Sunday, March 28, 2021

Place of Performance of Contract

Place of performance has an implication on cost of payment, currency for money debts and territorial jurisdiction of court (Girma, 2002, p 124).Therefore determining place of performance has a multifaceted consequences.

The civil code provides three alternatives; agreed place, residence of the debtor and place where the thing situates. Here we can notice that the law tries to determine place of performance by giving much emphasis to the intention of the parties. The law encourages the parties to determine place of performance in their contract. Contractually agreed place should include places that can be determined by reference to usage; equity and good faith (see Art.1713). But if they fail to mention place of performance the law then resorts to search the possible intention of the parties (implied agreement of the parties). 
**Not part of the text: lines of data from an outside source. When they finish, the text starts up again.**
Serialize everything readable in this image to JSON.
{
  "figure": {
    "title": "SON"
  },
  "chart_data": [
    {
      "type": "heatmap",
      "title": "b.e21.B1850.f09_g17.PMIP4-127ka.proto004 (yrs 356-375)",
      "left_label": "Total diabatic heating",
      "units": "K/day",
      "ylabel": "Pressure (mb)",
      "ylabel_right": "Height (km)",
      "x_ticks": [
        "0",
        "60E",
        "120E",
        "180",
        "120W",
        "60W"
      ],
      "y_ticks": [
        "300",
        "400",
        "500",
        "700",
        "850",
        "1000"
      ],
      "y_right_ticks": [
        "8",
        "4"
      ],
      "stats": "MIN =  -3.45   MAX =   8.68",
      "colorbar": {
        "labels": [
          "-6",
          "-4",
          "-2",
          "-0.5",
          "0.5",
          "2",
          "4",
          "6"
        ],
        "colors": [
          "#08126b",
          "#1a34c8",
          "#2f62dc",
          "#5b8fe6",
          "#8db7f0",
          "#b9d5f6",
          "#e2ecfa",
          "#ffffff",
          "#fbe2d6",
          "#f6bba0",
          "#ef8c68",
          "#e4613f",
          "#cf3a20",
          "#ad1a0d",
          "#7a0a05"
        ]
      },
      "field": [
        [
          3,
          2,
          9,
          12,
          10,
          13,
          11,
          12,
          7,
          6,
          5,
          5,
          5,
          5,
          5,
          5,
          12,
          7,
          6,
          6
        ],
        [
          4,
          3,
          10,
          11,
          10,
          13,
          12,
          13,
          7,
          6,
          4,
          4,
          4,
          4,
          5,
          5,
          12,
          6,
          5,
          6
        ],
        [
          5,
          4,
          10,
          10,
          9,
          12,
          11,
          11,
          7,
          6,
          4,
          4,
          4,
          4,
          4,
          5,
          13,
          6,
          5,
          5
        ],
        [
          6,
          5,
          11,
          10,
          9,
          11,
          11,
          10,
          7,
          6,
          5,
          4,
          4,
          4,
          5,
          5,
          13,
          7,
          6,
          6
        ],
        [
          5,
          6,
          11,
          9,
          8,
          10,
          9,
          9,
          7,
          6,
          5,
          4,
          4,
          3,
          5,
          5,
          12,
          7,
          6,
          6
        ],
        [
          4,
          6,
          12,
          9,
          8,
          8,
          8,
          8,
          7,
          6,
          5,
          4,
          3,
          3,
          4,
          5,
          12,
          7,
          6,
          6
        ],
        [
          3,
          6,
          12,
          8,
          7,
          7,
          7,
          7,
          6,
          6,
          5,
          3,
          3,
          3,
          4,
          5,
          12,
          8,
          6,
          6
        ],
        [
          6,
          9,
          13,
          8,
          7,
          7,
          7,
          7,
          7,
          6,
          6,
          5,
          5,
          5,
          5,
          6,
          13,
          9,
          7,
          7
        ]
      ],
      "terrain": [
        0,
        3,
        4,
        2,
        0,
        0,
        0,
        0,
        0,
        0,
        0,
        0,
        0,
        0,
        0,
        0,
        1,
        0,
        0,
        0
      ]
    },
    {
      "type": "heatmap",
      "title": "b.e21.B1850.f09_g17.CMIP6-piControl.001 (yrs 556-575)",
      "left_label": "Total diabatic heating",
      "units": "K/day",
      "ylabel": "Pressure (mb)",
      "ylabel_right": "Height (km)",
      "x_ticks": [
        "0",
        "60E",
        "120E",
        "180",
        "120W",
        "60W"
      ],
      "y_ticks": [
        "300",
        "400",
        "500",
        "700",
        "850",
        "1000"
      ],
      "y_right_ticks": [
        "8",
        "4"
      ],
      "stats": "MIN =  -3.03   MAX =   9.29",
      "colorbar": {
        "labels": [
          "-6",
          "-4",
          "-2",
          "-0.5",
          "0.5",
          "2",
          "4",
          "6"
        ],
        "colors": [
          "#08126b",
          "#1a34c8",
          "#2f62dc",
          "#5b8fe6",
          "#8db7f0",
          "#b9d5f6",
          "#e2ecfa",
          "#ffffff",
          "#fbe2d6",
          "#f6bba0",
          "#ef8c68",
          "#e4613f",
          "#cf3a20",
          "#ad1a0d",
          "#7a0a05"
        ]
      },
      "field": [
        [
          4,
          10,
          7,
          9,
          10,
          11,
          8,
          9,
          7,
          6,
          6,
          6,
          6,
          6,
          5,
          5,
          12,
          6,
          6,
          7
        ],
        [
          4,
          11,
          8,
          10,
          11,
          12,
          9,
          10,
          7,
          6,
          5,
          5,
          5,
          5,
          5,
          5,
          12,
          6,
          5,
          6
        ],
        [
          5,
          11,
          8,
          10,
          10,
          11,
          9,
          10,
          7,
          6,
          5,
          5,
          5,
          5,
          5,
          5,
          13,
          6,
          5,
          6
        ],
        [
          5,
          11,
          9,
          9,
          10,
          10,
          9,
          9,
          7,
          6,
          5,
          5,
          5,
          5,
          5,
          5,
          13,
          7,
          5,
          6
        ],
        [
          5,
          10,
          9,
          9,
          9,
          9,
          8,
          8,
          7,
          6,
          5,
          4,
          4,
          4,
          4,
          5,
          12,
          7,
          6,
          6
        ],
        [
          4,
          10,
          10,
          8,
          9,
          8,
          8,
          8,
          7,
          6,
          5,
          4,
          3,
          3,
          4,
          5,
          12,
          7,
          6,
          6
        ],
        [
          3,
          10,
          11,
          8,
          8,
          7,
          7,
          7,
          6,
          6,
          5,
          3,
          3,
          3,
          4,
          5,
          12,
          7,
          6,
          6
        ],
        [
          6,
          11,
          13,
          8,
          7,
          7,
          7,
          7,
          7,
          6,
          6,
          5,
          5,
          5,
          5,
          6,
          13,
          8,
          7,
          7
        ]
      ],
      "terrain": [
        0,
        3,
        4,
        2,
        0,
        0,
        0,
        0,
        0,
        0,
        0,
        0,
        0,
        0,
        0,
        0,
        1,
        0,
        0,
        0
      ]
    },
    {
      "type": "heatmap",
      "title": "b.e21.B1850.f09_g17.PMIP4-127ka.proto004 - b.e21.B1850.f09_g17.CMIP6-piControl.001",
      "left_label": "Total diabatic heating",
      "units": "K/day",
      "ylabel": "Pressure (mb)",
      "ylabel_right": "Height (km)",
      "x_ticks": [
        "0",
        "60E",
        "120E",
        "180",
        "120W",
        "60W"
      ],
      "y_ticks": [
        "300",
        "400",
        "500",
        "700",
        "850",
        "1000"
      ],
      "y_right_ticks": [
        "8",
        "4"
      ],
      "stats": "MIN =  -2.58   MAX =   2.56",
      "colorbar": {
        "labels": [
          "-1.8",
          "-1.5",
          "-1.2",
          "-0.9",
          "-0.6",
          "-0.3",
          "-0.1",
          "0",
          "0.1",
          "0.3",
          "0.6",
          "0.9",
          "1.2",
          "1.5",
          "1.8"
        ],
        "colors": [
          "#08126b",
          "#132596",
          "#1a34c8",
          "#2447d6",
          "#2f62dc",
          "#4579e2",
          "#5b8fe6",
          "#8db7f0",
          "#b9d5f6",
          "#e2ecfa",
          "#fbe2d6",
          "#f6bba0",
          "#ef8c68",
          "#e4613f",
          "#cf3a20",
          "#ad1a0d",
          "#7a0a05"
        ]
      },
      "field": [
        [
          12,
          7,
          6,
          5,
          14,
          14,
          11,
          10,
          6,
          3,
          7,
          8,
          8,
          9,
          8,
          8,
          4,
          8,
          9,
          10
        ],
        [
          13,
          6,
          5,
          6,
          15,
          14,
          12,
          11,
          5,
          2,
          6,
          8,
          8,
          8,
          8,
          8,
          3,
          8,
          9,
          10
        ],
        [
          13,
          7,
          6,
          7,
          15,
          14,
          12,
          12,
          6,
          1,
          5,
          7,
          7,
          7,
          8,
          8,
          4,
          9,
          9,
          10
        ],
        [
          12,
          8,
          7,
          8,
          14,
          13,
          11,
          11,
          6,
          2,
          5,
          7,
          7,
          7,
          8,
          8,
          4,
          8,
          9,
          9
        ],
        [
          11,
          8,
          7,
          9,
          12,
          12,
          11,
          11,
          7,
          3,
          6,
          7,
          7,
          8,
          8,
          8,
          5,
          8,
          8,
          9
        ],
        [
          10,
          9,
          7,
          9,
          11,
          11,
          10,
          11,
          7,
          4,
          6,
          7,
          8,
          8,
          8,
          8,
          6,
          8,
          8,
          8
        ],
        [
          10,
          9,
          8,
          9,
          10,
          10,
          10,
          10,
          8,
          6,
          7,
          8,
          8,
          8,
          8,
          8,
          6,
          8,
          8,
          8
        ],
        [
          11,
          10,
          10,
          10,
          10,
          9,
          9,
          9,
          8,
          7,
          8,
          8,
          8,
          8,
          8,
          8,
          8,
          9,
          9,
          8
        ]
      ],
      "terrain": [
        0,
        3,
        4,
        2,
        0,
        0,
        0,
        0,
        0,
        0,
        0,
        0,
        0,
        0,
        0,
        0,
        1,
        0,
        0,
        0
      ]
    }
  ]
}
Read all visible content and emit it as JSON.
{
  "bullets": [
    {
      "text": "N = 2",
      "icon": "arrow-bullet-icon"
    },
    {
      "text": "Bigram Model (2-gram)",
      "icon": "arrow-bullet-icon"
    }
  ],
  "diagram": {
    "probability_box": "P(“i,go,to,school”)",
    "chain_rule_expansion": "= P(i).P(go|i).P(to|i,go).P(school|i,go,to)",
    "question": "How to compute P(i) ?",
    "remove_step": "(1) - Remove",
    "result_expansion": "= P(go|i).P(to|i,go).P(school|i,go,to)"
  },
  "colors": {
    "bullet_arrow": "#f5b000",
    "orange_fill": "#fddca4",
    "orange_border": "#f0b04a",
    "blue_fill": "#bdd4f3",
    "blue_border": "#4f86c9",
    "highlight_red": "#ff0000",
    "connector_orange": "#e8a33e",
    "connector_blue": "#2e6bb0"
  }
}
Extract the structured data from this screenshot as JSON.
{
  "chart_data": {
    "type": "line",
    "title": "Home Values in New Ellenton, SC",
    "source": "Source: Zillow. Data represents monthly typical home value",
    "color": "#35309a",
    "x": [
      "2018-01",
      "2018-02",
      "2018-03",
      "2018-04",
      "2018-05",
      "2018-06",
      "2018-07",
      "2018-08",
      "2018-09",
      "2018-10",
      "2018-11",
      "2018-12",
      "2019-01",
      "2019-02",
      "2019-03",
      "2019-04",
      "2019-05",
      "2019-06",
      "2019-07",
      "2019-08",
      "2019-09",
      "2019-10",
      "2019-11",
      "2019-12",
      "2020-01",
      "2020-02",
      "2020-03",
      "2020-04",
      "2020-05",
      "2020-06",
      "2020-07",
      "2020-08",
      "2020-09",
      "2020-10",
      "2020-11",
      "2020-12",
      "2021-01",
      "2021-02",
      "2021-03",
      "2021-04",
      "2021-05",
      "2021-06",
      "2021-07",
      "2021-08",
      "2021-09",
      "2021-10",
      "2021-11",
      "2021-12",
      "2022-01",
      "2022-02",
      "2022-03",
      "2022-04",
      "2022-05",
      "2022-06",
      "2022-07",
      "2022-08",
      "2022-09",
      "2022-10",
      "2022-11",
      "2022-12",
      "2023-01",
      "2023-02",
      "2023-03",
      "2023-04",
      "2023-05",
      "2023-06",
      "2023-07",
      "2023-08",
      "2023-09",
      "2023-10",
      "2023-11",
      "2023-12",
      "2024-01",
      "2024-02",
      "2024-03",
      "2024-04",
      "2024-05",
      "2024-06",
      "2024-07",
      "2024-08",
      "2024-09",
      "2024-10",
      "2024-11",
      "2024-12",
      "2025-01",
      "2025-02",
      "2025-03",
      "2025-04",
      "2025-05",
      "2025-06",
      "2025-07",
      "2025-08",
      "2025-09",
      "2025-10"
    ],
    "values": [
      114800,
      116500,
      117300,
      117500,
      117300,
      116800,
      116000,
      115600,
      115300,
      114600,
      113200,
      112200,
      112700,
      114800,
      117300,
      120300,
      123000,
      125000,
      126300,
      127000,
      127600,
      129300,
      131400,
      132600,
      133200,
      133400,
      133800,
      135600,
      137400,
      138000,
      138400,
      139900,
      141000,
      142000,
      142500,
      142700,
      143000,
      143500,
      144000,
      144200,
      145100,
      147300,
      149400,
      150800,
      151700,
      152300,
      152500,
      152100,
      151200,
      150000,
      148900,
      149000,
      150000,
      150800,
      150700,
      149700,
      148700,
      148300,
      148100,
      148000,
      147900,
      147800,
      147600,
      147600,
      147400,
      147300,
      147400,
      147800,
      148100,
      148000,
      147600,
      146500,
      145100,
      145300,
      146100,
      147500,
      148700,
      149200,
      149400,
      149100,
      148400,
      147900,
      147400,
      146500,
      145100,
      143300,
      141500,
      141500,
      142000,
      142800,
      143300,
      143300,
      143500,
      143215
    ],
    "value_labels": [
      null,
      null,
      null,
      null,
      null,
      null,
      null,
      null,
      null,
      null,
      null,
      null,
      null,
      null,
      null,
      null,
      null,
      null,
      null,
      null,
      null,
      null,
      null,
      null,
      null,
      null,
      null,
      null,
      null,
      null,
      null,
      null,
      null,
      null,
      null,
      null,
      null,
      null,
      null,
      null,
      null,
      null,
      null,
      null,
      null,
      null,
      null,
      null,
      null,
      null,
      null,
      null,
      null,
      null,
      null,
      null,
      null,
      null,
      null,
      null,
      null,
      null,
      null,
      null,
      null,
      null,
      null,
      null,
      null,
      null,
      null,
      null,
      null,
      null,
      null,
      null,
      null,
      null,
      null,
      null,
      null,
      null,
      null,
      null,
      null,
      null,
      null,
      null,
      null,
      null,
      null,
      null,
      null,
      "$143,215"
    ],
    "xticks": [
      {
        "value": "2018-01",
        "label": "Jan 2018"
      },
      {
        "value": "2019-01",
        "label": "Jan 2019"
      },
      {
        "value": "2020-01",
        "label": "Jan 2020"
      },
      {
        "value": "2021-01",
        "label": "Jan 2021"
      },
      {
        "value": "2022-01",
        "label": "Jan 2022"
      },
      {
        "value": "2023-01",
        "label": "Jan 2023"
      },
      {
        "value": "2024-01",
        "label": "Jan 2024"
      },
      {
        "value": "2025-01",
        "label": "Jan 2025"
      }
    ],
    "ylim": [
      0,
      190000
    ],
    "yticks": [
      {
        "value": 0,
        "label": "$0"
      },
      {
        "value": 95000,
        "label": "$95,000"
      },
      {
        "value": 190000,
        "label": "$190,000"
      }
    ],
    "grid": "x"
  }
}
By so doing it reached at the conclusion that in case of definite thing the parties should be presumed to have agreed to perform the contract at the place where such definite thing situate at the time of conclusion of contract.(time of conclusion of contract is to be determined by reference to Art. 1692). We have to notice here that there may be difference between place of conclusion of contract and place where the definite thing situate at the time of conclusion of contract. Moreover, the place where a thing situate at the time of conclusion of contract and at the time of performance of a contract may be different i.e. the thing might have been shifted from the place where it was at time of formation of contract. 

Although it is presumed that parties had knowledge as to the where about of the definite thing at the time of conclusion of contract concerning such thing (since most probably the creditor/debtor does not agree with out seeing the thing and the place where he saw the thing and the place where it situate at the time of conclusion of a contract, most of the time, overlaps) lack of such knowledge never affect place of performance. 


The last resort of the law is to rule of interpretation in favor of the debtor. Such interpretation leads to the residence of the debtor. By so doing the law exempts the debtor from transportation cost, inconveniences and waste of working hours. So delivery of fungible things should be made at the residence of the debtor (Art.1755 (2).


However; the debtor may have more than one residence (Art 177(2). In such case the place of performance is the principal residence and the adjective normal which is used by Art. .1755 (2) to qualify the noun residence should have the same meaning with the adjective principal which is used by  Art.177(2) to qualify the same noun.


Generally Ethiopian civil code advises the parties to exercise their freedom of contract and determine place of performance. But if they fail to do so the law imports the old maxim, debt is not portable but fetchable i.e. the creditor has to go to either to the place where the definite thing situate or to the residence of the debtor. The claimant has to his claim and his claim never come to him.